Peraturan tersebut dapat menyebabkan penutupan pembangkit listrik tenaga batu bara yang lebih tua dan lebih kecil, kata Orchard. Pada saat yang sama, pembangkit listrik tenaga batubara baru mungkin diminta untuk beroperasi pada kapasitas yang lebih tinggi. Banyak dari pabrik baru tersebut membeli batubara dari Powder River Basin Wyoming.
“Kami yakin PRB adalah tambang terbaik dari sudut pandang pertambangan,” kata Orchard.
Namun, ia menyatakan keprihatinannya mengenai aturan baru tersebut, dengan mengutip usulan pembatasan pembangkit listrik tenaga batu bara baru yang diumumkan EPA tahun lalu. Aturan-aturan tersebut mensyaratkan fasilitas berbahan bakar batubara harus sebersih pembangkit listrik tenaga gas alam yang efisien.

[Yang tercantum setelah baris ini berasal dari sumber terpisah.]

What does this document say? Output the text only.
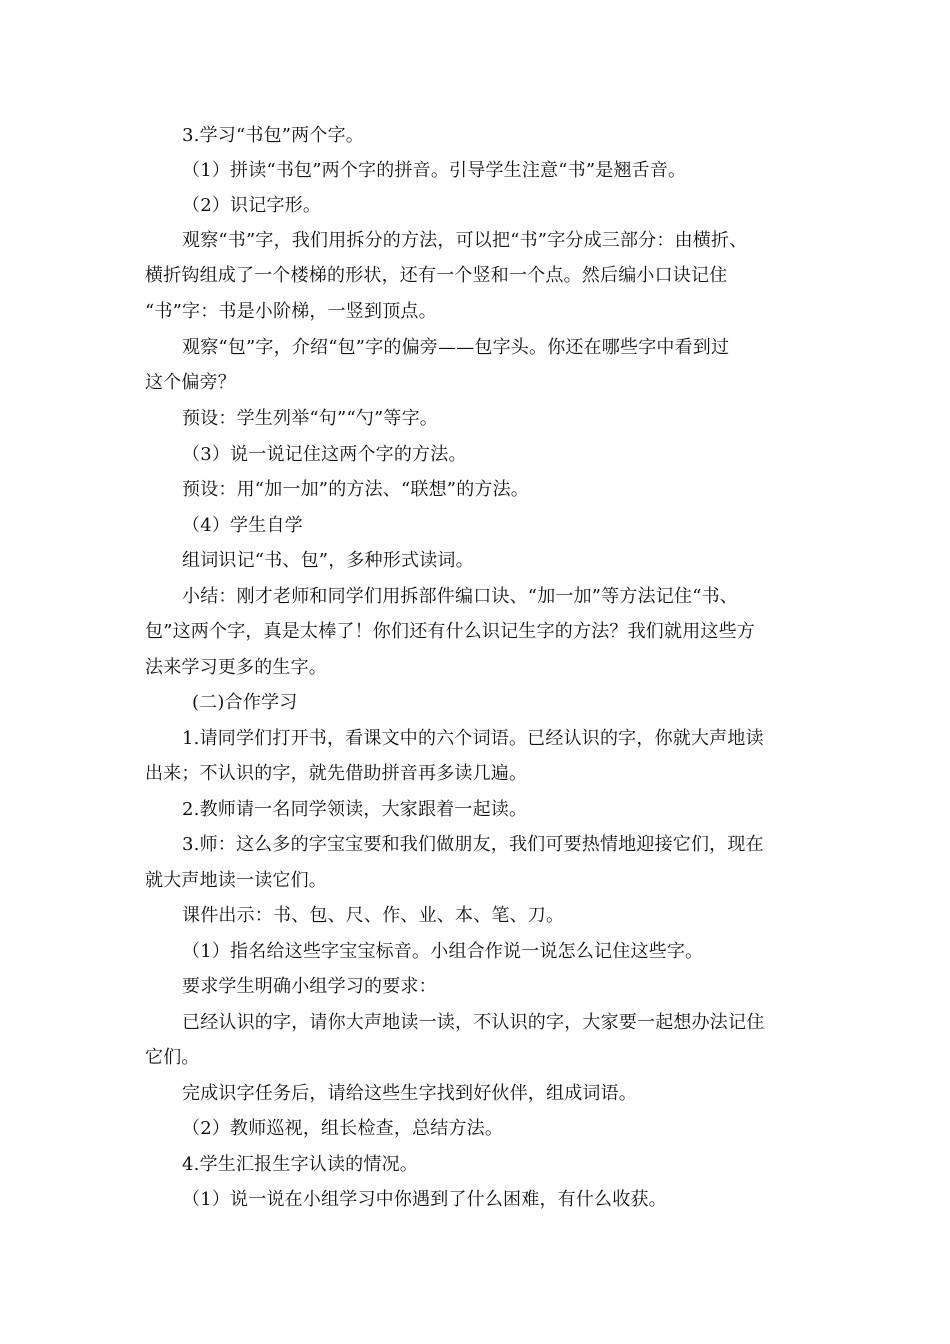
3.学习“书包”两个字。
（1）拼读“书包”两个字的拼音。引导学生注意“书”是翘舌音。
（2）识记字形。
观察“书”字，我们用拆分的方法，可以把“书”字分成三部分：由横折、
横折钩组成了一个楼梯的形状，还有一个竖和一个点。然后编小口诀记住
“书”字：书是小阶梯，一竖到顶点。
观察“包”字，介绍“包”字的偏旁——包字头。你还在哪些字中看到过
这个偏旁？
预设：学生列举“句”“勺”等字。
（3）说一说记住这两个字的方法。
预设：用“加一加”的方法、“联想”的方法。
（4）学生自学
组词识记“书、包”，多种形式读词。
小结：刚才老师和同学们用拆部件编口诀、“加一加”等方法记住“书、
包”这两个字，真是太棒了！你们还有什么识记生字的方法？我们就用这些方
法来学习更多的生字。
(二)合作学习
1.请同学们打开书，看课文中的六个词语。已经认识的字，你就大声地读
出来；不认识的字，就先借助拼音再多读几遍。
2.教师请一名同学领读，大家跟着一起读。
3.师：这么多的字宝宝要和我们做朋友，我们可要热情地迎接它们，现在
就大声地读一读它们。
课件出示：书、包、尺、作、业、本、笔、刀。
（1）指名给这些字宝宝标音。小组合作说一说怎么记住这些字。
要求学生明确小组学习的要求：
已经认识的字，请你大声地读一读，不认识的字，大家要一起想办法记住
它们。
完成识字任务后，请给这些生字找到好伙伴，组成词语。
（2）教师巡视，组长检查，总结方法。
4.学生汇报生字认读的情况。
（1）说一说在小组学习中你遇到了什么困难，有什么收获。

Teknologi untuk memenuhi batasan tersebut pada dasarnya memerlukan penangkapan dan penyerapan karbon, yang mahal dan belum terbukti secara komersial, kata Orchard.

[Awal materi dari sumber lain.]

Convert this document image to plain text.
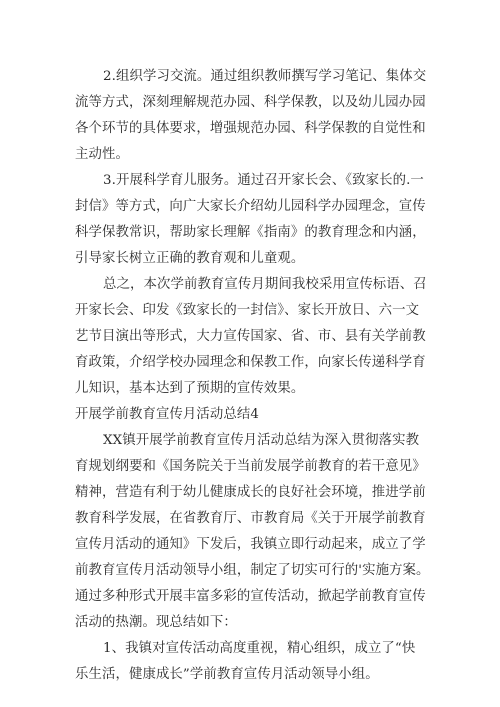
2.组织学习交流。通过组织教师撰写学习笔记、集体交
流等方式，深刻理解规范办园、科学保教，以及幼儿园办园
各个环节的具体要求，增强规范办园、科学保教的自觉性和
主动性。
3.开展科学育儿服务。通过召开家长会、《致家长的.一
封信》等方式，向广大家长介绍幼儿园科学办园理念，宣传
科学保教常识，帮助家长理解《指南》的教育理念和内涵，
引导家长树立正确的教育观和儿童观。
总之，本次学前教育宣传月期间我校采用宣传标语、召
开家长会、印发《致家长的一封信》、家长开放日、六一文
艺节目演出等形式，大力宣传国家、省、市、县有关学前教
育政策，介绍学校办园理念和保教工作，向家长传递科学育
儿知识，基本达到了预期的宣传效果。
开展学前教育宣传月活动总结4
XX镇开展学前教育宣传月活动总结为深入贯彻落实教
育规划纲要和《国务院关于当前发展学前教育的若干意见》
精神，营造有利于幼儿健康成长的良好社会环境，推进学前
教育科学发展，在省教育厅、市教育局《关于开展学前教育
宣传月活动的通知》下发后，我镇立即行动起来，成立了学
前教育宣传月活动领导小组，制定了切实可行的'实施方案。
通过多种形式开展丰富多彩的宣传活动，掀起学前教育宣传
活动的热潮。现总结如下：
1、我镇对宣传活动高度重视，精心组织，成立了“快
乐生活，健康成长”学前教育宣传月活动领导小组。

Perusahaan-perusahaan utilitas telah menyatakan keprihatinannya mengenai rencana tersebut, dengan mengatakan bahwa mereka berharap peraturan tersebut akan memungkinkan penggunaan teknologi yang ada dan jangka waktu yang wajar untuk memenuhi persyaratan.
“Salah satu hal yang benar-benar kami kuasai adalah perencanaan,” kata CEO Rocky Mountain Power Richard Walje. Perusahaan utilitas dapat memenuhi standar secara ekonomi jika mereka diberi fleksibilitas untuk melakukannya, ujarnya. “Semakin banyak Anda memberikan pedoman yang mengikat Anda pada hasil tertentu, semakin kecil kemampuan kita untuk menggunakan keterampilan kita dalam cara yang menyeimbangkan kecepatan transisi dengan biaya dan dampaknya terhadap sistem.”
Black Hills Power membuat argumen serupa dalam komentar tertulisnya kepada EPA. Perusahaan utilitas yang berbasis di Rapid City meminta agar perusahaan listrik diizinkan menggunakan teknologi terbaik yang ada untuk memenuhi standar dan diberikan periode kepatuhan yang jelas. Perusahaan utilitas, yang memiliki Cheyenne Light, Fuel and Power, juga meminta agar EPA mengakui upaya perusahaan listrik di masa lalu untuk mengurangi emisi, baik dengan menghentikan fasilitas batubara atau menambahkan pembangkit listrik terbarukan ke armada mereka.
Sementara itu, negara bagian harus diperbolehkan untuk mempertimbangkan sisa masa manfaat suatu fasilitas ketika menerapkan standar baru, tulis Ketua Komisi Pelayanan Publik Wyoming Alan Minier dalam suratnya pada bulan Desember kepada EPA. Dia memperkirakan Rocky Mountain Power akan mengeluarkan biaya sebesar $6,9 miliar untuk mengganti listrik yang hilang dari pembangkit listrik tenaga batu baranya jika semuanya dihentikan pada tahun 2020, atau $4,9 miliar jika semuanya dihentikan pada tahun 2035. Black Hills akan menghadapi biaya penggantian sebesar $529 juta jika fasilitas batubaranya dihentikan pada tahun 2020 atau 2035, tulisnya.
“Pernyataan yang dibuat dalam makalah ini adalah ilustrasi kemungkinan dampak terhadap tarif listrik dan dimaksudkan untuk memberi informasi kepada EPA mengenai konsekuensi ekonomi yang mungkin timbul dari rancangan peraturan yang buruk atau pertimbangan yang buruk terhadap diskresi yang diberikan kepada negara bagian dalam Undang-Undang Udara Bersih yang diberikan, ” tulis Minier.